Les discussions ont mis en évidence la nécessité d’une vaste campagne de sensibilisation et d’information pour sauver ces deux mers. Cependant, que ce soit pour une telle action ou pour d’autres, les problèmes des deux mers nécessitent des formules de coopération, telle que des plates-formes de dialogue permanent, qui auront pour mission de procéder à des consultations et la mise sur pied de mesures de préservation et de gestion des ressources naturelles et de l’environnement.

De telles initiatives doivent aboutir et s’inspirer en partie de partenariats existants. Cette coopération doit impliquer tous les niveaux de décisions et être fondée sur une stratégie s’appuyant sur divers éléments : juridiques, en édictant des lois et règlements conformes aux conventions internationales importantes, institutionnels, en instaurant des instances nationales pour le développement durable et, enfin, opérationnels, en réalisant des études stratégiques, plans et programmes d’actions.

La question de l’eau est centrale dans toute approche de coopération relative au système Méditerranée - mer Noire. Un des éléments mis en exergue, quant à cette problématique, concerne les déséquilibres entre ressources et besoins exprimés. L’équilibre « triangulaire », ressource naturelle - démographie - développement qui existait, il y a encore 50 ans, est rompu. A côté de ces conditions matérielles, une série de difficultés proviennent des institutions nationales et internationales, qui sont responsables de cette inaction. Aussi, tant qu’il n’y aura pas une coordination à l’échelle mondiale, avec des décisions ayant un impact direct en matière de concertation et d’implication des citoyens, les efforts seront vains. Concrètement, il y a nécessité d’une approche globale de l’eau, avec une gestion intégrée et économe.

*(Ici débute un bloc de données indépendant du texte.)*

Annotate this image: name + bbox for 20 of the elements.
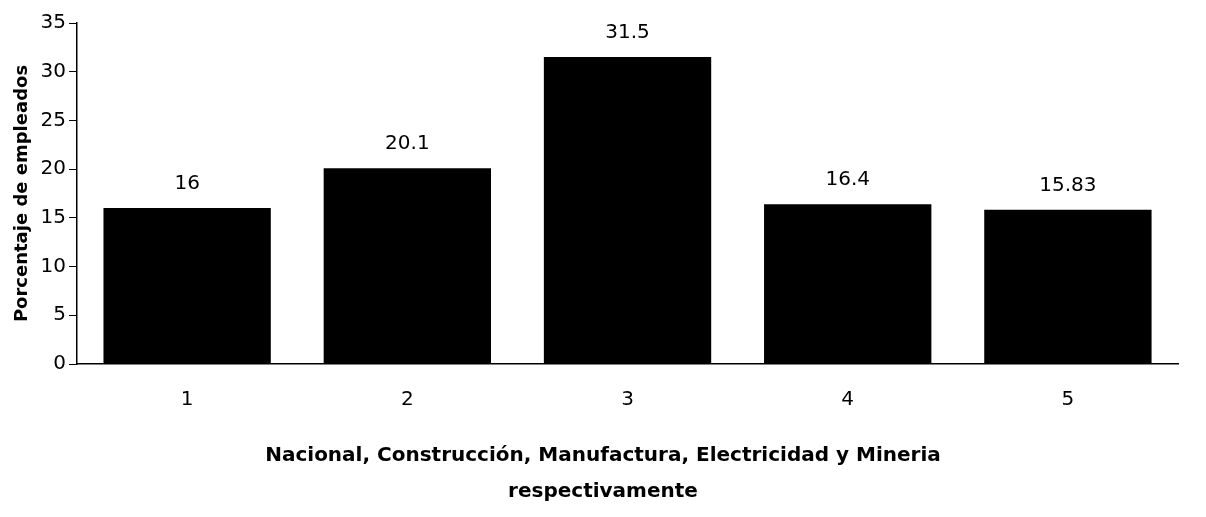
x-tick-label: 1 [180,386,194,411]
y-tick-label: 15 [40,204,67,229]
x-axis-title: Nacional, Construcción, Manufactura, Electricidad y Mineria respectivamente [264,441,942,504]
x-tick-label: 3 [621,386,634,411]
data-label: 16 [174,170,200,195]
x-tick-label: 5 [1061,386,1075,411]
y-axis-title: Porcentaje de empleados [10,64,32,323]
y-tick-label: 30 [40,57,67,82]
data-label: 20.1 [385,130,430,155]
y-tick-label: 5 [53,301,67,326]
y-tick-label: 25 [40,106,67,131]
x-tick-label: 2 [400,386,414,411]
data-label: 16.4 [825,166,870,191]
data-label: 31.5 [605,19,650,44]
y-tick-label: 20 [40,155,67,180]
y-tick-label: 0 [53,350,67,375]
data-label: 15.83 [1039,171,1097,196]
y-tick-label: 10 [40,252,67,277]
y-tick-label: 35 [40,9,67,34]
x-tick-label: 4 [841,386,855,411]
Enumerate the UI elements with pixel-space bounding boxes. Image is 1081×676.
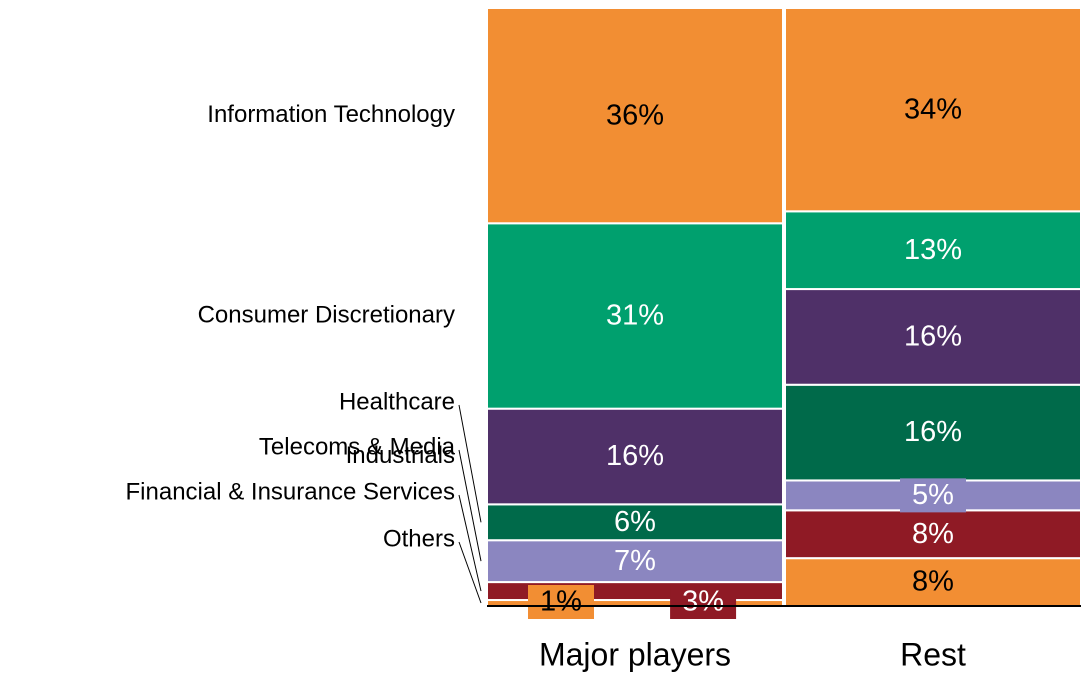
- value-label: 1%: [540, 586, 582, 618]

Le deuxième élément débattu à ce sujet tient au fait que l’eau est source d’inégalité, alors que sa disposition et son utilisation conditionnent le développement durable. L’eau est devenue un bien économique, alors que c’est un bien éminemment social. Ceci est d’autant plus vrai qu’entre les deux rives de la Méditerranée, il y a un écart considérable. De ce fait, est nécessaire de mettre en oeuvre une gestion politique de cette ressource, tant sa rareté et sa mauvaise redistribution deviennent un défi majeur.

L’eau doit être traitée de manière uniciste, c’est-à-dire selon la demande. Une telle approche suppose qu’il faut lui appliquer les principes de la précaution et de la subsidiarité. Bref, accorder plus d’effectivité au principe de l’accès équitable à cette ressource. Cette dernière proposition renvoie à la garantie du droit à l’environnement et du droit au développement : l’eau est donc à l’intersection de ces deux droits. Ceci suppose que, puisque l’environnement est un droit lié à l’homme, il doit être garanti et donc protégé. D’où la pertinence de la création d’une juridiction internationale de protection de l’environnement.

1 Devenues, depuis 1998, “agences de la démocratie locale”.